The most well known probiotic drinks are probably kefir and kombucha. Although also well known is a fairly long list of supermarket yoghurt drinks - normally in a small pot, and heavily advertised on TV. However, there's not much evidence to show that they have much effect, and it would appear that the natural choices (kefir, kombucha etc.) are far more beneficial to the gut.

Kefir is a popular choice of drink for those interested in replenishing the gut with beneficial bacteria. In a recent small, unoffical 4 week study of 3 different groups of 10 people (mentioned above), kefir showed the most beneficial change out of the small supermarket probiotic yoghurt drinks and prebiotic vegetables. Volunteers saw a rise in a whole family of bacteria called Lactobacillales which are thought to be good for general gut health

Studies

There is a growing number of research into the benefits of probiotics on Ulcerative Colitis, and those that I have found are cautiously optimistic, with some promising results.

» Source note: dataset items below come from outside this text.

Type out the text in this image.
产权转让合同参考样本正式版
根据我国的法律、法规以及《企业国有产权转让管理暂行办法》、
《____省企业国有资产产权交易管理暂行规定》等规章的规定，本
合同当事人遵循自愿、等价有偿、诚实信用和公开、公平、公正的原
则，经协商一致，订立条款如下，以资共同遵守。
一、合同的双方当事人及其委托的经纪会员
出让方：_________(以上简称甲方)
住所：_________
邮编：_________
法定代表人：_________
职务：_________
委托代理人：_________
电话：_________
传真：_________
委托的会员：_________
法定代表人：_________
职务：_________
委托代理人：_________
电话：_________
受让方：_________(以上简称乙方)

Some controlled studies support the idea that probiotics may be as effective as mesalamine in maintaining remission in short-term trials, which is encouraging to know.

American Gut Project

It's worth noting that very recently I stumbled across a large, scientific experiment called the American Gut project. Funded by donations and using leading researchers, their goal is to compare the bacteria in the guts of as many different people as possible across the world. It has already become the largest survey ever done and continues to grow (for a small donation, anyone can take part, send a sample and receive details about their gut).

They've already released some results of their findings, revealing that there appears to be 2 dominant types of bacteria in our guts - Firmicutes and Bacteroidetes:

  • Firmicutes include Clostridium and Lactobacillus species and many producers of the short-chain fatty acid butyrate
  • Bacteroidetes includes Bacteroides and Prevotella, both of which break down polysaccharides (big sugars)

Hopefully through the sheer volume of knowledge they are collecting, information will be revealed that can help sufferers of Colitis, who by the way, are welcome to take part in the survey as well.